Marilyn Epps, a preschool teacher from Washington, D.C., said a $1-a-pack tax would hurt, particular on days when she was stressed and bought two or three packs, what she called her “safety net.”
Epps pays about $5 a pack now. “If it went up to $6, I would quit,” she said.
Epps said she was skeptical the government would really use the money for children’s health insurance. However, she added, “I think it would be all right -- if it is being used for children. I’d be for it.”

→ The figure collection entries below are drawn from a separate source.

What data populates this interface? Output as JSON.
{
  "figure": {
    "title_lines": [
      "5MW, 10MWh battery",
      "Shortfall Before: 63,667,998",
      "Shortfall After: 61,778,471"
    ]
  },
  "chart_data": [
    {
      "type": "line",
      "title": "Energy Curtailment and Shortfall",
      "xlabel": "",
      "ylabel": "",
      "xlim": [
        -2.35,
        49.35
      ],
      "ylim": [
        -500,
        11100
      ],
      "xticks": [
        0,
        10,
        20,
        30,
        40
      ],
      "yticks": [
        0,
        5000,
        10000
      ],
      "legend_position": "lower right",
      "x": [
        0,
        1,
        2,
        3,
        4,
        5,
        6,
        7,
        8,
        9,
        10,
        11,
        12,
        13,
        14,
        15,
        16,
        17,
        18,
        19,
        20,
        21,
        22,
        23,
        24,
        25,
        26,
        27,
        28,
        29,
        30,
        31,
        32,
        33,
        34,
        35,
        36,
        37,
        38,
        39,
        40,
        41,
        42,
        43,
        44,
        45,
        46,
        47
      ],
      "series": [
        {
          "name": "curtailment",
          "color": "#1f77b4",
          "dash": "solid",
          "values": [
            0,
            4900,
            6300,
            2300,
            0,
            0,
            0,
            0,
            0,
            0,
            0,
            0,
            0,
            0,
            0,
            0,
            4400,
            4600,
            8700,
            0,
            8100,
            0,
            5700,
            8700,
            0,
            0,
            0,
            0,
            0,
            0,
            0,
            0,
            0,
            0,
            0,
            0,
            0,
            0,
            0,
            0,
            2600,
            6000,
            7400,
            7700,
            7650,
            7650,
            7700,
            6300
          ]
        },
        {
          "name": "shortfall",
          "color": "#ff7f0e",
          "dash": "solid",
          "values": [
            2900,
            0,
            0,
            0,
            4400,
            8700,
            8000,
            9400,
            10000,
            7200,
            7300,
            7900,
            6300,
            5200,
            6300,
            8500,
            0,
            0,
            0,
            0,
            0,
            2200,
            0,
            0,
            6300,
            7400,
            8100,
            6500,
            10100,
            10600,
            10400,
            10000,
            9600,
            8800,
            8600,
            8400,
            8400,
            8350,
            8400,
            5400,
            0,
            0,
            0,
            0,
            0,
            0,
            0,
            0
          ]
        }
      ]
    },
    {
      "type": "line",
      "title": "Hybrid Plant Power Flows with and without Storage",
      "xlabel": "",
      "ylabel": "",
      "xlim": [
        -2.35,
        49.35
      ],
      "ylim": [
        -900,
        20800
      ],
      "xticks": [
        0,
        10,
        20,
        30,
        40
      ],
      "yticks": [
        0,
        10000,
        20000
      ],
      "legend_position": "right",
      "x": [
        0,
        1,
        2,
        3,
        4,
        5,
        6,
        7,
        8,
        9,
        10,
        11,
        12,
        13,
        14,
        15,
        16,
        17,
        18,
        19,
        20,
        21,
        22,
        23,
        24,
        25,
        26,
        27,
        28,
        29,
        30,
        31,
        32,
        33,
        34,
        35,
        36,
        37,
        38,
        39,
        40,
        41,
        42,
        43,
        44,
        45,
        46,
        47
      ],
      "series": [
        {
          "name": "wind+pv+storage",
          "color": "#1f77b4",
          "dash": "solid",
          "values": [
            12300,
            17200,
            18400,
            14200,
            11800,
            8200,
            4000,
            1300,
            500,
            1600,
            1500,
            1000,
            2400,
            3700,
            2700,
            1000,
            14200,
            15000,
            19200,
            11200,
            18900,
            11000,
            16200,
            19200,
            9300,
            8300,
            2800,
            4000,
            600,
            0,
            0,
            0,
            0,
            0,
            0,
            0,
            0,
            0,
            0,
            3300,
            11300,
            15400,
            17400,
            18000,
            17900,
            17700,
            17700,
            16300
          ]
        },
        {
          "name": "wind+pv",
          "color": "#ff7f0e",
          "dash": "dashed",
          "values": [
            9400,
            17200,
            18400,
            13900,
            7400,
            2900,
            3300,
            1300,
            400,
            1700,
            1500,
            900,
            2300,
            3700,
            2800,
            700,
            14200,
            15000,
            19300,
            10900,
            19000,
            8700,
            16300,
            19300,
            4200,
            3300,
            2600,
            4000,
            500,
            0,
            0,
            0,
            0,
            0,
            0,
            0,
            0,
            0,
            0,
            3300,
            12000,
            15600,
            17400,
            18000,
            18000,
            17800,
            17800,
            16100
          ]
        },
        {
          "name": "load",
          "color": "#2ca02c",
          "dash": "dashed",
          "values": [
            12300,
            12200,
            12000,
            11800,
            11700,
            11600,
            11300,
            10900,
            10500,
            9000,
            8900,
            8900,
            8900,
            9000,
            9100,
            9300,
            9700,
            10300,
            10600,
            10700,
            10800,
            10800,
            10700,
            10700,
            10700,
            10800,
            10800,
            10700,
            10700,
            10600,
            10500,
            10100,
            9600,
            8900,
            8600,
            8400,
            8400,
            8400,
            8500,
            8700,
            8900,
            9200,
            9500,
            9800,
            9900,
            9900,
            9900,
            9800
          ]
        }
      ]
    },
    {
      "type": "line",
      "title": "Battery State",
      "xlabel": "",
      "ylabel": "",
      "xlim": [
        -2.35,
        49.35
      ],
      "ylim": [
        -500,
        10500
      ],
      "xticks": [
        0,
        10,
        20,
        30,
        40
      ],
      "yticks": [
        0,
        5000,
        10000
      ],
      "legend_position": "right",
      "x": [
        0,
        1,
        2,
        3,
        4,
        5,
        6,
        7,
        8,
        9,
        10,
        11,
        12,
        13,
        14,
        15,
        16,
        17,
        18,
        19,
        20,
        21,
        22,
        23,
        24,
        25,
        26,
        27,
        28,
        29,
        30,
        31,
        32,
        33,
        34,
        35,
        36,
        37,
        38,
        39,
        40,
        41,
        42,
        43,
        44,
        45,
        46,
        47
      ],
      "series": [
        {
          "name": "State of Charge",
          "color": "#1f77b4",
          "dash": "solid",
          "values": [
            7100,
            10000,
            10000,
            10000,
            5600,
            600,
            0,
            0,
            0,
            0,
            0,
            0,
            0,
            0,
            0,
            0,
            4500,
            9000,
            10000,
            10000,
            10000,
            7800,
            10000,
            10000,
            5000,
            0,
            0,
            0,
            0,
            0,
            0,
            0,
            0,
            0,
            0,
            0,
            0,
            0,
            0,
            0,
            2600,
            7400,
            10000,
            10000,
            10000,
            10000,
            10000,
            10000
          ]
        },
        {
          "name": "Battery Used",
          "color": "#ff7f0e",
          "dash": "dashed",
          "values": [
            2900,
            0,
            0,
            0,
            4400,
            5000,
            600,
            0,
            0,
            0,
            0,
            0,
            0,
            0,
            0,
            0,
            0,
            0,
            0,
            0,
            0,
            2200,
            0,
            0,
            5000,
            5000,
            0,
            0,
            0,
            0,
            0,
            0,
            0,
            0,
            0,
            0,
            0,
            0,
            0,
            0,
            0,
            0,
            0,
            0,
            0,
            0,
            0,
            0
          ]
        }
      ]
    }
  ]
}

Tobacco companies say their products already carry a disproportionate share of taxes -- both state and federal levies as well as the cost of funding the massive 1998 settlement between tobacco companies and attorneys general in 46 states, including California.
But public health advocates say revenue from such taxes doesn’t come near the cost to Medicare and other government programs for treating smoking-related illnesses.
Because the number of Americans who smoke -- now about one in five adults -- is slowly but steadily declining, the companies also question the logic of tapping tobacco to pay for healthcare.
“You are looking at taking a declining source of revenue and using it to fund a program that is growing,” said John Singleton, a spokesman for R.J. Reynolds. “At some point you are going to reach an impasse where the money is not going to be there. For long-term sustainability, you have to look at broader funding.”
Some independent economists agree with that assessment but note that Congress is only voting to extend the children’s program for five years.
“Using [tobacco taxes] as a long-term strategy to pay for healthcare is problematic because you’re setting up two conflicting goals: If you can get everybody to stop smoking, you’ll lose your revenue source,” said Kim Rueben of the nonpartisan Urban Institute.
But, “as an interim solution, I think this is better than many other possibilities, because it is feasible to get it passed,” she said.